Monday, May 9, 2016
Freie Universität Berlin
Takustr. 9
14195 Berlin
room 005
Lecture - 14:15
Abstract:
The famous result of Banach-Tarski states that any two bounded subsets A and B of R^n, n>2, with non-empty interior are equidecomposable, that is, one can split A into finitely many parts and move the parts using isometries to obtain a partition of B. We show that if, additionally, A and B are (Lebesgue) measurable and of the same measure, then one can further require that all parts are measurable. This follows from the a.e.-stabilisation of some local augmenting path algorithm.

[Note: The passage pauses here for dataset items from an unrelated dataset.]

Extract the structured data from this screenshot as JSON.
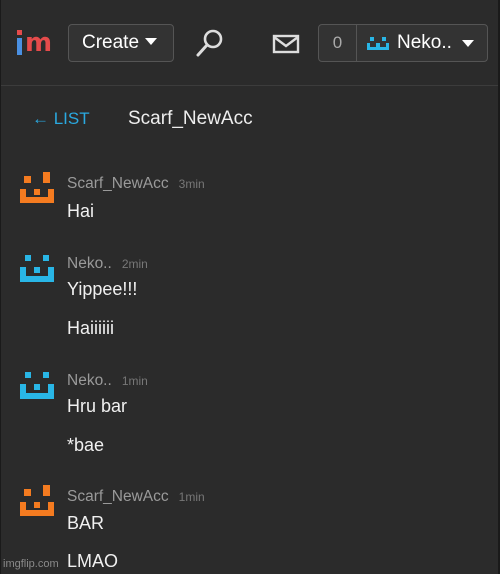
{
  "header": {
    "logo_text": "im",
    "create_label": "Create",
    "notification_count": "0",
    "username": "Neko.."
  },
  "conversation": {
    "back_label": "← LIST",
    "title": "Scarf_NewAcc"
  },
  "messages": [
    {
      "sender": "Scarf_NewAcc",
      "time": "3min",
      "avatar": "orange-pixel-face-icon",
      "lines": [
        "Hai"
      ]
    },
    {
      "sender": "Neko..",
      "time": "2min",
      "avatar": "blue-pixel-face-icon",
      "lines": [
        "Yippee!!!",
        "Haiiiiii"
      ]
    },
    {
      "sender": "Neko..",
      "time": "1min",
      "avatar": "blue-pixel-face-icon",
      "lines": [
        "Hru bar",
        "*bae"
      ]
    },
    {
      "sender": "Scarf_NewAcc",
      "time": "1min",
      "avatar": "orange-pixel-face-icon",
      "lines": [
        "BAR",
        "LMAO"
      ]
    }
  ],
  "watermark": "imgflip.com",
  "colors": {
    "background": "#2b2b2b",
    "link": "#2aa9e0",
    "orange_avatar": "#f47b20",
    "blue_avatar": "#29b6e6",
    "logo_red": "#e54b4b",
    "logo_blue": "#4a90e2"
  }
}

This is a joint work with Lukasz Grabowski and Andras Mathe.
Colloquium - 16:00
Abstract:
A graph is called quasi-random if at a large scale, it "looks" as if it has a random edge distribution. A classic result of Chung, Graham and Wilson makes this definition precise and further
shows it is equivalent to several other seemingly unrelated properties: in particular, for pn-regular graphs it is equivalent to the second eigenvalue of the adjacency matrix being small.
However, the result of Chung, Graham and Wilson is valid only for graphs with constant density not depending on the number of vertices. As shown by Krivelevich and Sudakov, there are examples of sparse regular graphs with a random-like edge distribution, and for which the second eigenvalue is large.
The purpose of my talk is to present a recent result of Conlon and Zhao, which shows that at least for Cayley graphs the equivalence still holds. This result is interesting as many of the explicit constructions of quasi-random graphs we have today are Cayley graphs. The proof recasts the problem in terms of norms of matrices and uses an inequality of Grothendieck, which we shall explain.